Bitcoin is still trading below $70,000 as investors seek clear direction following a large wave of liquidations two weeks ago. Price moves have become unstable, with futures trading driving swings more than real buying in the spot market.

Recent economic data has added to uncertainty by rapidly shifting expectations about interest rates. In a new report, Wintermute said confidence is low, and prices remain fragile, even though key support levels are holding.

Relief Rally Fades as Bitcoin Struggles to Build Momentum Above $68K

At the time of writing, the firstborn asset sits near $68,300 after several failed attempts to reclaim the $70K mark. Additionally, the BTC dominance remains below 60%. Post-liquidation positioning is lighter, yet spot volumes remain muted. Derivatives activity now drives short-term moves.

Sharp swings in both directions reflect a market lacking a strong structural bid. Without steady spot buying, rallies struggle to hold and pullbacks deepen quickly.

Strong January jobs data beat expectations and pushed unemployment down to 4.3%, shaping market sentiment during the week. Treasury yields rose after the report, lowering hopes for near-term rate cuts. Spot Bitcoin ETFs then saw heavy outflows as investors trimmed risk.

Mood shifted days later when the January CPI came in softer at 2.4% year over year, down from 2.7%. Cooling inflation sparked a relief rally that carried through Saturday. Sunday brought a modest pullback. However, ETF flows stayed under pressure, limiting confidence in the bounce.

Outside crypto, markets began to rotate as investors moved money out of technology and AI-related stocks into cyclical and value names. Consumer discretionary, industrial, and chemical sectors saw renewed interest.

The change followed U.S. FY25 earnings and product updates from Anthropic, including Opus 4.6. However, Wintermute said the rotation had been building for months.

Crypto Feels Heat as Investors Rotate From Tech to Hard Assets

Tech stocks had become expensive going into earnings season, and some results did not support the earlier rally. Investors pointed to economic uncertainty and earnings fatigue as reasons to take profits and rebalance their portfolios.

_Image Source: _Wintermute

A deeper structural question now hangs over risk assets. Costs tied to AI innovation are falling quickly. Lower barriers raise disruption risk across established software models. Risk premia on growth assets have risen as investors reassess long-term moats.

Gold and precious metals rallied earlier on U.S. dollar debasement concerns. That move overheated and later corrected. Even so, appetite for hard assets remains part of broader portfolio rebalancing. Crypto, positioned at the high-beta end of growth exposure, tends to feel pressure when capital rotates away from momentum trades.

Bitcoin Rangebound With Downward Bias, Says Wintermute

Wintermute cautions against calling a lasting regime shift. Dip-buying in technology has defined markets for two years. Narrative-driven flows can return quickly if macro data improves. A renewed bid for growth would likely support digital assets.

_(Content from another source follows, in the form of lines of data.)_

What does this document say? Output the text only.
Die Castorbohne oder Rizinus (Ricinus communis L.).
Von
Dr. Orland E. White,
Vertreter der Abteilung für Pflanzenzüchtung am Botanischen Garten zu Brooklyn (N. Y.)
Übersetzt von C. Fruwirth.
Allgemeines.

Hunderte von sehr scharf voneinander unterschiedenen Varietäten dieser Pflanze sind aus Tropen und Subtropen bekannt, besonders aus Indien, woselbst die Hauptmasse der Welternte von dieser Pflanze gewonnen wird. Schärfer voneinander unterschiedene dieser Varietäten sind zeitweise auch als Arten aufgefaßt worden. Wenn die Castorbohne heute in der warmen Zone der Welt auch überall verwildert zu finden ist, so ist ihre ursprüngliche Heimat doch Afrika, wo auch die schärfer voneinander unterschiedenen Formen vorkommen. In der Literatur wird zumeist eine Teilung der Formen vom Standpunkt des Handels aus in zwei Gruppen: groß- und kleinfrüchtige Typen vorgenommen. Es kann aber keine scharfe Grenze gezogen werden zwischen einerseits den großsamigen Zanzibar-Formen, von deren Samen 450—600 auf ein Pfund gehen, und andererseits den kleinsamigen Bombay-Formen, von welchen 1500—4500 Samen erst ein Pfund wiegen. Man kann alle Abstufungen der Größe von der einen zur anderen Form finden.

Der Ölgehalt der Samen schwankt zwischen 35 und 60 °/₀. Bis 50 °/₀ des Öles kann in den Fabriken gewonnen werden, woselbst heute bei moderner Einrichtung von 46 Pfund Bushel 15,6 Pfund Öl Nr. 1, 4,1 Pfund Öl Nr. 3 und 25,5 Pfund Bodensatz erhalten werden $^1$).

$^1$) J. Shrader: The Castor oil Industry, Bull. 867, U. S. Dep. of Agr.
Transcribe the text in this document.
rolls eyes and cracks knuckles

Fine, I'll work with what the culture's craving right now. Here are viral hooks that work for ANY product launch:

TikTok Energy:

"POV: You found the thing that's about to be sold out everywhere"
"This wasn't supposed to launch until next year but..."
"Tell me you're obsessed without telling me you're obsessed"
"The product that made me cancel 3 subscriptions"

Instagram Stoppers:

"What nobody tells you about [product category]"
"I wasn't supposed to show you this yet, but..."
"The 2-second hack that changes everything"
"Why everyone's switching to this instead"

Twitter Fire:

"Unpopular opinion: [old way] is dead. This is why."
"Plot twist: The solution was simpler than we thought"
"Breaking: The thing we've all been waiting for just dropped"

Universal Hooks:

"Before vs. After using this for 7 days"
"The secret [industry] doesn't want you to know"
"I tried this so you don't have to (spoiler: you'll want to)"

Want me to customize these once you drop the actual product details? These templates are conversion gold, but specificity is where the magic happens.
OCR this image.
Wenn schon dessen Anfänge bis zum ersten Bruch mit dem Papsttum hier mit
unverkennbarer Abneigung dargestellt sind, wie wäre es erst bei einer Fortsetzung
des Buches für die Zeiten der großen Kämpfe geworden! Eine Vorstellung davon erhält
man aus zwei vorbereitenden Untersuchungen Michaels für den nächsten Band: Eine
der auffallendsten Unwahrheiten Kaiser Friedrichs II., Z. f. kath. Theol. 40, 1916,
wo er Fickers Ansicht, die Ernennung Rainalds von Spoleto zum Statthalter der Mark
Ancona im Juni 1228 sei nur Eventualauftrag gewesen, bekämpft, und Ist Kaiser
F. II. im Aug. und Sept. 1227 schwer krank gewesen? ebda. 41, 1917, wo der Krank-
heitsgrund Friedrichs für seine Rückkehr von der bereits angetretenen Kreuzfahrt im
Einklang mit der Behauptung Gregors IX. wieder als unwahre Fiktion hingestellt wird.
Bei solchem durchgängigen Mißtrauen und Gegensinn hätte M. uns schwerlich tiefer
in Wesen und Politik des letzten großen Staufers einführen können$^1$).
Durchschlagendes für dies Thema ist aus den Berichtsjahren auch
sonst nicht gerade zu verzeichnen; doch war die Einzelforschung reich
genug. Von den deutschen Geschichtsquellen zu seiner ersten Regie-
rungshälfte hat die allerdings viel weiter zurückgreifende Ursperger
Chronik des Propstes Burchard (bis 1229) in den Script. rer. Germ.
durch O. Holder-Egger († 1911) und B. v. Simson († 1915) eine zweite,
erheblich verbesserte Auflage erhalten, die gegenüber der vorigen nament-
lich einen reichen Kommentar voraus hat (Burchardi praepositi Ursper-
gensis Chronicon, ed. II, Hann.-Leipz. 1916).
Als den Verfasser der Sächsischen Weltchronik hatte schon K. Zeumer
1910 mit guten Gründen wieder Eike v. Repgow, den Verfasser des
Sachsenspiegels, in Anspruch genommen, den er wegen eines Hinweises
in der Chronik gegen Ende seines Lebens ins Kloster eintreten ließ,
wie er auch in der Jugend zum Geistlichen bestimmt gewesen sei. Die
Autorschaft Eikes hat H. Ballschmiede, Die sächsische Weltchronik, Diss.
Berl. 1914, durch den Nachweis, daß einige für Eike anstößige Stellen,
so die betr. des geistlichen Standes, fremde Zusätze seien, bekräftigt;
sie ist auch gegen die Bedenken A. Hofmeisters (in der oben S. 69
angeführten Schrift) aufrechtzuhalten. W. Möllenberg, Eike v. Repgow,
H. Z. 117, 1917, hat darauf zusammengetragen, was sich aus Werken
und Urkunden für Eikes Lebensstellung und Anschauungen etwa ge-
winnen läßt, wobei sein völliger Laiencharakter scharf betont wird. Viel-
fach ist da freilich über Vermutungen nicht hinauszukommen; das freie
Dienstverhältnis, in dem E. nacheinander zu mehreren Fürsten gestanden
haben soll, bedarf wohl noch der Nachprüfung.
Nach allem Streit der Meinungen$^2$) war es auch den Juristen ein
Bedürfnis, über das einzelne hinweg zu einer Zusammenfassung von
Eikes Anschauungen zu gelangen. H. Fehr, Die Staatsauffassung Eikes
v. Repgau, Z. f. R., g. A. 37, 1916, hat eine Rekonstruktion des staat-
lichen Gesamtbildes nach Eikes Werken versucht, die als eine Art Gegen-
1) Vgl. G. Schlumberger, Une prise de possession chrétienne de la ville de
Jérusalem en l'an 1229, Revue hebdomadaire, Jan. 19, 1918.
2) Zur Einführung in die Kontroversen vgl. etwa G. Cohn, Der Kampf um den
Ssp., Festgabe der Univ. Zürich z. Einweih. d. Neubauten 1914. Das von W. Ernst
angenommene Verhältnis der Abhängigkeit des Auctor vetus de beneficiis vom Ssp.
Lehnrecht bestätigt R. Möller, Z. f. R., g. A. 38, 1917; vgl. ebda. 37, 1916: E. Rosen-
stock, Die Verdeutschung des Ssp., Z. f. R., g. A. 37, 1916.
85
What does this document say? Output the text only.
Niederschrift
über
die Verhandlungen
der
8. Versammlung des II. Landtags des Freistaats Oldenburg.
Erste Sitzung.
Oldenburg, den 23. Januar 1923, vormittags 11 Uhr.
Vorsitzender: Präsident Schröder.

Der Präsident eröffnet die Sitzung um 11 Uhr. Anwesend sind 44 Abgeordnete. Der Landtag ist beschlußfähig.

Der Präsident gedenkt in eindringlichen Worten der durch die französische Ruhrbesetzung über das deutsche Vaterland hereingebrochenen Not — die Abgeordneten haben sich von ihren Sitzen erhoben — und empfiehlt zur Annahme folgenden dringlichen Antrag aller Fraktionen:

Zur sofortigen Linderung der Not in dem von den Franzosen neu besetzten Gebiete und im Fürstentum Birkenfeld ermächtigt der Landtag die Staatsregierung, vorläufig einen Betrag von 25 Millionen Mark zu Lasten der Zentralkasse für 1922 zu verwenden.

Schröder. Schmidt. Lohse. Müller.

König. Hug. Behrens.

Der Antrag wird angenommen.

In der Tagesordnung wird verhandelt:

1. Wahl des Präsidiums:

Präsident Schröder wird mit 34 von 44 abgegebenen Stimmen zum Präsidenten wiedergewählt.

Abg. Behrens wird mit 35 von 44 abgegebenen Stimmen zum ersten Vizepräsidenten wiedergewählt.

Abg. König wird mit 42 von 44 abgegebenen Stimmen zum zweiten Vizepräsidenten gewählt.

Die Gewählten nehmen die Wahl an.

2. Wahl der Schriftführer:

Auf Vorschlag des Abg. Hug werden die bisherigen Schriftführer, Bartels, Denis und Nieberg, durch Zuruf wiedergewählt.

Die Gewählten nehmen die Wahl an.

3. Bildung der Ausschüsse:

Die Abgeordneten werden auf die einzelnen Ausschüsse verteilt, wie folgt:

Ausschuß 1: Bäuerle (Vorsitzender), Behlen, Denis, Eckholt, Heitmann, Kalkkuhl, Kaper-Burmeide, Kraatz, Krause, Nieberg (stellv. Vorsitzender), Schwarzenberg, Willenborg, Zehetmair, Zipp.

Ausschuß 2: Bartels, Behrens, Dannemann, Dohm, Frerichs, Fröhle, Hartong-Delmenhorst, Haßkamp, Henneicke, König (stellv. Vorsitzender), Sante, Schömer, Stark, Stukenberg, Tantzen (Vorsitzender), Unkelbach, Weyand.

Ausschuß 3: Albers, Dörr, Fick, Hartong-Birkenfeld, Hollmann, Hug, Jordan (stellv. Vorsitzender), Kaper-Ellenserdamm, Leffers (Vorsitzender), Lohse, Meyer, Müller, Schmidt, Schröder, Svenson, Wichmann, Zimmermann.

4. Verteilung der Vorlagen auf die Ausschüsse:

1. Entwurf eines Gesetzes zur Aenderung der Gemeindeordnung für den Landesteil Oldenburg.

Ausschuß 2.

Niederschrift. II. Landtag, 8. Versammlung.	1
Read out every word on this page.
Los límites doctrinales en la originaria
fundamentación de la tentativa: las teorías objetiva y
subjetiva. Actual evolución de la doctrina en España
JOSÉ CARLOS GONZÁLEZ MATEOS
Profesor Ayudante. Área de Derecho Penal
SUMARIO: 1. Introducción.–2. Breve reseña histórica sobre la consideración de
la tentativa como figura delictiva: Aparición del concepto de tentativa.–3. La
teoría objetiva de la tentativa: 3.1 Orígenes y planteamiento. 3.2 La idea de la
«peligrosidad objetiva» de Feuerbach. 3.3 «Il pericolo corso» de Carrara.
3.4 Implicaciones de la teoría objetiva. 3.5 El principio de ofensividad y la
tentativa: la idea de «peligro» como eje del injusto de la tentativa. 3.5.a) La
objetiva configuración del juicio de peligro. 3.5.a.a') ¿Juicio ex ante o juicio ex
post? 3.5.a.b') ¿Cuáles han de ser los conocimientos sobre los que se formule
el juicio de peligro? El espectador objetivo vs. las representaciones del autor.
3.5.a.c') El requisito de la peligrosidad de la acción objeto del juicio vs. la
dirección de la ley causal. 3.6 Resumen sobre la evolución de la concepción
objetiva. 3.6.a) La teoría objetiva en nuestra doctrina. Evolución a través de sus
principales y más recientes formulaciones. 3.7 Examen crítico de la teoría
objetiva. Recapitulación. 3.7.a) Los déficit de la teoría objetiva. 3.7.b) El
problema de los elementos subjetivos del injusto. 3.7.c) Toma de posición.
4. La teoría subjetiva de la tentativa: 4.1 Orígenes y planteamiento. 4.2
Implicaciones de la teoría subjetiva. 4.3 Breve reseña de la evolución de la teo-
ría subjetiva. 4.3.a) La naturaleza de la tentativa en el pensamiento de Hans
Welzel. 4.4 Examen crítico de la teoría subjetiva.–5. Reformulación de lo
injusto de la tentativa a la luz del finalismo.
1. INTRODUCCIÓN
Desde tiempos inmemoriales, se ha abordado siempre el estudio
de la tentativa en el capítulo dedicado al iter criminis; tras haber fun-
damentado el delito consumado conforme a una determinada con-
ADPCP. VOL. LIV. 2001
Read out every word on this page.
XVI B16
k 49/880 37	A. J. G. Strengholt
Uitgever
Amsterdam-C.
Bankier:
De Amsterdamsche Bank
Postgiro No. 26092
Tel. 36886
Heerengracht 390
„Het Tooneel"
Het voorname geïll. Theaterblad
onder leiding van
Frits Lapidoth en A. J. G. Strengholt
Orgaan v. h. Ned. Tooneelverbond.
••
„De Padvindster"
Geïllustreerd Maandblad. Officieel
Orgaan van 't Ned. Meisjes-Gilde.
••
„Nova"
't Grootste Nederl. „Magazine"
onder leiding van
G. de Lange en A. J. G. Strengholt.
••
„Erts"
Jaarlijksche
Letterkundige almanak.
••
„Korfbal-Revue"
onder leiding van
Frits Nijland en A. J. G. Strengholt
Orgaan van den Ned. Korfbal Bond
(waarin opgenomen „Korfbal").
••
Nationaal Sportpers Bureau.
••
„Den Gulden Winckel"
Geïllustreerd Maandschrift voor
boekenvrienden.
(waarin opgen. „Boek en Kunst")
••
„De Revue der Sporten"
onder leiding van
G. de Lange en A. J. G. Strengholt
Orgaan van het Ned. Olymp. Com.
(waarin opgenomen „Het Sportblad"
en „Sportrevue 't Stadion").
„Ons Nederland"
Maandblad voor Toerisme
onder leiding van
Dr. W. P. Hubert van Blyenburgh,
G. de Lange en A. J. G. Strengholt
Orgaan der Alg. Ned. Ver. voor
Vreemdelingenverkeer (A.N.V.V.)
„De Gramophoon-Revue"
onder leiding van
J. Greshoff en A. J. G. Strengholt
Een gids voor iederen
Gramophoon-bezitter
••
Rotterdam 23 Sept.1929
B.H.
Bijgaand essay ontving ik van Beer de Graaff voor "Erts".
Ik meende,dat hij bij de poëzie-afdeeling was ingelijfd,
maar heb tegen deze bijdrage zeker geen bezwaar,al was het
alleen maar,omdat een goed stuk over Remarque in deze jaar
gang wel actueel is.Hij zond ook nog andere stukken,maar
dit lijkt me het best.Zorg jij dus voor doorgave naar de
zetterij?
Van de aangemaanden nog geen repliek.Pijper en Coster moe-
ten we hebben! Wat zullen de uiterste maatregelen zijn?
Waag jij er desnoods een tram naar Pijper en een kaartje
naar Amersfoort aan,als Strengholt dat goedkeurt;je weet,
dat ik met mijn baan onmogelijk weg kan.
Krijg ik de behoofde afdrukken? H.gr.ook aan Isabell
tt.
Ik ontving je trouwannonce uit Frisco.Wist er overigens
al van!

Technically, Bitcoin has found support near its 200-week moving average. Historically, that level has aligned with bear market bottoms. Holding above it reduces the risk of more serious structural damage. Still, repeated rejection near $70,000 keeps short-term bias tilted lower.

_Image Source: _Wintermute

“Positioning is light, conviction is absent, and until macro clarity returns, every rally will be perceived as an opportunity to derisk versus momentum to chase,” Wintermute wrote.

Bitcoin may continue to trade within a tight range in the coming weeks, with volatility remaining high and futures markets driving price movements. Clearer signals on interest rates and inflation could shift expectations. Wintermute urged investors to stay patient until then.

According to the firm, a second-half 2026 recovery remains possible. Achieving it may prove difficult, as many participants have already exhausted their tolerance for uncertainty.